The rate of tax that is charged on the deferred gain when the EIS shares are sold is likely to be still determined by what the original asset was. So, if it was UK residential property that deferred gain will be taxed at 28%. However, the legislation is not clear on this point and there is an argument that the rate would be the normal rate of CGT of 20%.

Where the original gain qualified for business asset disposal relief (old entrepreneurs’ relief) when it comes back in to charge on sale of the EIS shares the 10% tax rate will apply.

3. What are the conditions and who can benefit?

The rules are broadly the same as for EIS income tax relief in terms of the type of company and shares that must be invested in (e.g., trading company, size of company and must not carry on excluded activities, EIS shares must be held for at least 3 years).

However there are some important differences between the rules for EIS deferral relief and EIS income tax relief:-

  • In order to qualify for EIS income tax relief, it is not a requirement for individuals to be UK-based.

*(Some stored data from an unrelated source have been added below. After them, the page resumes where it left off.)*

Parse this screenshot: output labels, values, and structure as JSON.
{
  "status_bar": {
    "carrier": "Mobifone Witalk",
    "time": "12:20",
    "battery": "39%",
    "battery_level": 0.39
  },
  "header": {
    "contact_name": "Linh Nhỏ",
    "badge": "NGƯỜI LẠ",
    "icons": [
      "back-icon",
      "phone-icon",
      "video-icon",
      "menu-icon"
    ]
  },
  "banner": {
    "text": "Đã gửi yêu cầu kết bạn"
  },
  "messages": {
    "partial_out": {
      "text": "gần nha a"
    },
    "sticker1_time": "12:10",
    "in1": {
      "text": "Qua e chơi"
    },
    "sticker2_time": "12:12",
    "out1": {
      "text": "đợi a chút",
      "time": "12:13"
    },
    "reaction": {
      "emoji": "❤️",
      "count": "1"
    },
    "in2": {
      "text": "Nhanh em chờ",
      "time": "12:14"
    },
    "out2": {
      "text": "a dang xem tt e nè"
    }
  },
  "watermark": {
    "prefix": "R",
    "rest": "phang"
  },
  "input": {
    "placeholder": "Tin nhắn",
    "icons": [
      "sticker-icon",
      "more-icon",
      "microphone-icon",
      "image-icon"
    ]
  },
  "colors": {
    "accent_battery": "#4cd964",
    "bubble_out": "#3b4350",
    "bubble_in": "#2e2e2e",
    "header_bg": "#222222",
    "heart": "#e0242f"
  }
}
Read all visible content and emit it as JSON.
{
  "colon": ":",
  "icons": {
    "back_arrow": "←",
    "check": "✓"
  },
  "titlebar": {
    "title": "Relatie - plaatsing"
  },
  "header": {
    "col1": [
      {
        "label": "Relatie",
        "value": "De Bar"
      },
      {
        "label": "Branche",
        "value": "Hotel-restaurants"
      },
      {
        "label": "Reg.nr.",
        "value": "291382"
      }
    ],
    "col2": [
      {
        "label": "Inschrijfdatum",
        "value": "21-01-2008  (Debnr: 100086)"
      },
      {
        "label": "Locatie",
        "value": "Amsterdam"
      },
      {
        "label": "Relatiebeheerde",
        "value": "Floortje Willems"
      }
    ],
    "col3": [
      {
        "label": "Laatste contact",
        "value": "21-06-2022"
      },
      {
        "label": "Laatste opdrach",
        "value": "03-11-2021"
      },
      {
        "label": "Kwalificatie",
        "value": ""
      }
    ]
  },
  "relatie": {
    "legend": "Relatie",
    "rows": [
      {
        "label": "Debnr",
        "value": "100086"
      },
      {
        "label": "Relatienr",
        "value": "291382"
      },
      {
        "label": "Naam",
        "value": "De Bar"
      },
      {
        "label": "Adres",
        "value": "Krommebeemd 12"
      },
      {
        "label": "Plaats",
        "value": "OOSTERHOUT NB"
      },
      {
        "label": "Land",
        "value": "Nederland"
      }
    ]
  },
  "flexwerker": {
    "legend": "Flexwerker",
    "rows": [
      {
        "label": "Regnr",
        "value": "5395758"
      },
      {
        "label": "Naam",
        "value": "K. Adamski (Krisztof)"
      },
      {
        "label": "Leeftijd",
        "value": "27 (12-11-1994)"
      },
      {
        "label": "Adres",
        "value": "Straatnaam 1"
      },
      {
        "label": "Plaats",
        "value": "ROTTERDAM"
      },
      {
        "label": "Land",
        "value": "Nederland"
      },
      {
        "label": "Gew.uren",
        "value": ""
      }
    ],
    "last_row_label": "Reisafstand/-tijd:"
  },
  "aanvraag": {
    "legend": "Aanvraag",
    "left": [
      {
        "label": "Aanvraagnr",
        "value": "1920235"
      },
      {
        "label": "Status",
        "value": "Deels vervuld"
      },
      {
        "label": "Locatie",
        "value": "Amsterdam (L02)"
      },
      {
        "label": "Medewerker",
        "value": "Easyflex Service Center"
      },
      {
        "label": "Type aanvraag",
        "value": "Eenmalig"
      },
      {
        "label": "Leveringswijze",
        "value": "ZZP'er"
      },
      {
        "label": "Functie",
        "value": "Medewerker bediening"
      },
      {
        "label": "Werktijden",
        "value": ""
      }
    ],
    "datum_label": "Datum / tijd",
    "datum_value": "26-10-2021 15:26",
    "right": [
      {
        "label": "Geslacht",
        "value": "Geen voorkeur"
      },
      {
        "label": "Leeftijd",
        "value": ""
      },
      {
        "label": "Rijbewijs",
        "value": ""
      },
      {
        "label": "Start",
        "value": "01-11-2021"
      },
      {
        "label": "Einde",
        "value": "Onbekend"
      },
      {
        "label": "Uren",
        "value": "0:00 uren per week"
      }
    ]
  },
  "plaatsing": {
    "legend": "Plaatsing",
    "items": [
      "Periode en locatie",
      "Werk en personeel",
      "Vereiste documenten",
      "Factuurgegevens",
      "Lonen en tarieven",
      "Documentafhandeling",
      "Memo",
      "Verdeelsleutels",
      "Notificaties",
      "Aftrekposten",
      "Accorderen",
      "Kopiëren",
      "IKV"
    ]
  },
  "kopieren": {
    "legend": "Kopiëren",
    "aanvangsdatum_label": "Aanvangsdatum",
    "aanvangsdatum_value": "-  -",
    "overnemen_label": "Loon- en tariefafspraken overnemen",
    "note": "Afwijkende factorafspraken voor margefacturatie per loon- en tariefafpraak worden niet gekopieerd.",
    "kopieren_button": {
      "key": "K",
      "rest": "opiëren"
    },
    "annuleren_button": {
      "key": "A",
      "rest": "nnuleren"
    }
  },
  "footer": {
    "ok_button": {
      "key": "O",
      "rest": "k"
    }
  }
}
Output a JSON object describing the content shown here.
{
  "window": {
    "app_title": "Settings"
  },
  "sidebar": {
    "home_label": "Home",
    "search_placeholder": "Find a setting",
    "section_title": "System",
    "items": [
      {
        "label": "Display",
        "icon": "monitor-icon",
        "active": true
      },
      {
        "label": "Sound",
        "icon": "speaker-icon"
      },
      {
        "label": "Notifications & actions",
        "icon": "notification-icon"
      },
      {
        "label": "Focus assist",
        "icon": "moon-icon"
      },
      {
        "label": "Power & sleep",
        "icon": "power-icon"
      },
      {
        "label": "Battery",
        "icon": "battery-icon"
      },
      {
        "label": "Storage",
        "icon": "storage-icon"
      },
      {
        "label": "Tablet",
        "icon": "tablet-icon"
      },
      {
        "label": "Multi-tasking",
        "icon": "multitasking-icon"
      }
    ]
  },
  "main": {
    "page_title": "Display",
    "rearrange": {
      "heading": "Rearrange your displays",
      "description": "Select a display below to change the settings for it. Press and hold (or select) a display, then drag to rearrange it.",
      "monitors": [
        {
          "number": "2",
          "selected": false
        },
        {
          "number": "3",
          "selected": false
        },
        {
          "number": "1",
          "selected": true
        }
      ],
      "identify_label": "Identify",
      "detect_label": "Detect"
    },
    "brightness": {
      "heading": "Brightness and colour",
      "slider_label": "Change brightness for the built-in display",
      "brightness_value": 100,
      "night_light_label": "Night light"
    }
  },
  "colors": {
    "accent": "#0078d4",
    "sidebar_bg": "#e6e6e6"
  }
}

However, to be eligible for EIS deferral relief the individual has to be UK resident.
  • For EIS deferral relief, the individual cannot be an employee of the investee company but can be a director and can have a shareholding of any size (unlike EIS income tax relief where the maximum shareholding for an EIS shareholder and his or her associates is 30%).

What this means is that a person can qualify for EIS deferral relief without necessarily qualifying for EIS income tax relief. Importantly, and unlike EIS income tax relief, people can reinvest into their own companies and potentially qualify for EIS deferral relief.

4. What are the risks of EIS deferral relief?

The investor would be wise to retain funds to cover the tax on the deferred gain in an accessible place for three years in case the relief is withdrawn:

  • Changes to UK residency: should the investor cease to be a UK resident within three years of investment, their gain will cease to be deferred.
  • Changes to EIS eligibility: should the company cease to be EIS-qualifying within three years of investment, the gain will cease to be deferred. This may not be in the investor’s control.

It should also be noted that when the deferred gain falls in to charge to tax, CGT is payable at the rate in force at the relevant time. So, in theory, if CGT rates go up more tax could end up being paid on the deferred gain.

5. Is SEIS reinvestment relief different to EIS deferral relief?

Yes it is.

Rather than a deferral of the gain it is a complete exemption for half of the gain reinvested. The rules are broadly similar in terms of what can be reinvested and when but the rules about qualifying reinvestments are stricter in that SEIS reinvestment relief can only be claimed if SEIS income tax relief has been claimed too. This means that the usual investor connection tests have to be met (principally that they must not hold more than 30% of the share capital (and various other 30% measures)). So, the relief is more restricted but more generous if it applies.

For example, if someone has a gain on a residential investment property that would be taxed at 28% then they can convert that to a 14% tax rate if a suitable SEIS investment is made.

If you are aware of clients who have made:-

  • capital gains, they should be reminded of this relief in case new investment opportunities arise for them in the future (possibly in their own companies); and/or
  • EIS investments, they should be reminded of this relief in case they have made/will make capital gains in the year before or in the 3 years afterwards.